Best practices include
- Working with accurate lists. Let your customer profiles and consumer data inform the list of prospects you create. In addition to contact info, enrich your list with any information that may help start the conversation or support your call.
- Using a good phone system. Look for features like power dialling, call recording, call whispering and live coaching, etc. They help minimise time wastage, record phone calls for analysis afterward, and allow supervisors to offer sales reps discreet support when they encounter difficult prospects.
- Following up leads. Most prospects will need time to assess your offering, create a budget, and deal with a host of internal issues before saying yes. Rather than cast aside a prospect after a single follow-up, keep up the momentum to ensure you reach your goal.
5. Invest In Account-Based Marketing (ABM)
Unlike other digital strategies where you cast your net and haul in a load of fish, ABM is more like spearfishing.
You identify a high-value account (perhaps several high-propensity high-value accounts) then go at them like there’s no one else on the market.
The strategy relies on strong account insights to develop a highly personalized approach that builds relationships and the much-needed buy-in from key stakeholders.

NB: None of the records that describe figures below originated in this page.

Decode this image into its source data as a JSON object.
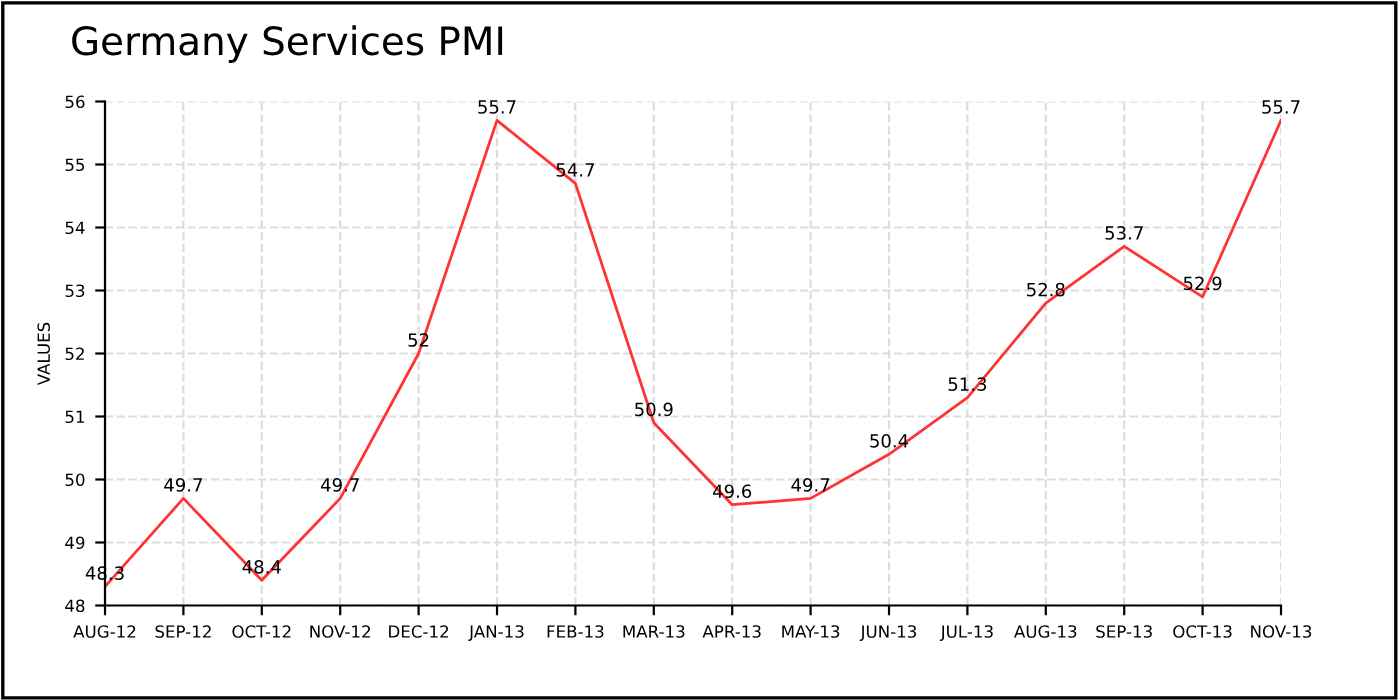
{
  "chart_data": {
    "type": "line",
    "title": "Germany Services PMI",
    "ylabel": "VALUES",
    "categories": [
      "AUG-12",
      "SEP-12",
      "OCT-12",
      "NOV-12",
      "DEC-12",
      "JAN-13",
      "FEB-13",
      "MAR-13",
      "APR-13",
      "MAY-13",
      "JUN-13",
      "JUL-13",
      "AUG-13",
      "SEP-13",
      "OCT-13",
      "NOV-13"
    ],
    "series": [
      {
        "color": "#ff3333",
        "values": [
          48.3,
          49.7,
          48.4,
          49.7,
          52,
          55.7,
          54.7,
          50.9,
          49.6,
          49.7,
          50.4,
          51.3,
          52.8,
          53.7,
          52.9,
          55.7
        ]
      }
    ],
    "ylim": [
      48,
      56
    ],
    "yticks": [
      48,
      49,
      50,
      51,
      52,
      53,
      54,
      55,
      56
    ],
    "grid": true,
    "data_labels": true,
    "marker": "none",
    "line_style": "solid",
    "legend": false
  }
}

Succeeding here requires teams to
- Identify good-fit accounts. Use data-driven insights to pick out high-propensity accounts that fit your target criteria (e.g., ideal revenue, location, and challenges your solutions can address). Proceed to identify the stakeholders you need to engage.
- Put together ABM-focused content. With the insights you gathered on your key accounts, create content that addresses their specific challenges. Whether it’s on-page content personalization, email marketing or social selling ensure your message resonates with their needs.
- Reporting. Is your team moving these key accounts to opportunities? Are they successfully developing relationships with the decision-makers? Are these decision-makers interacting with your content? These are some of the metrics you can look at.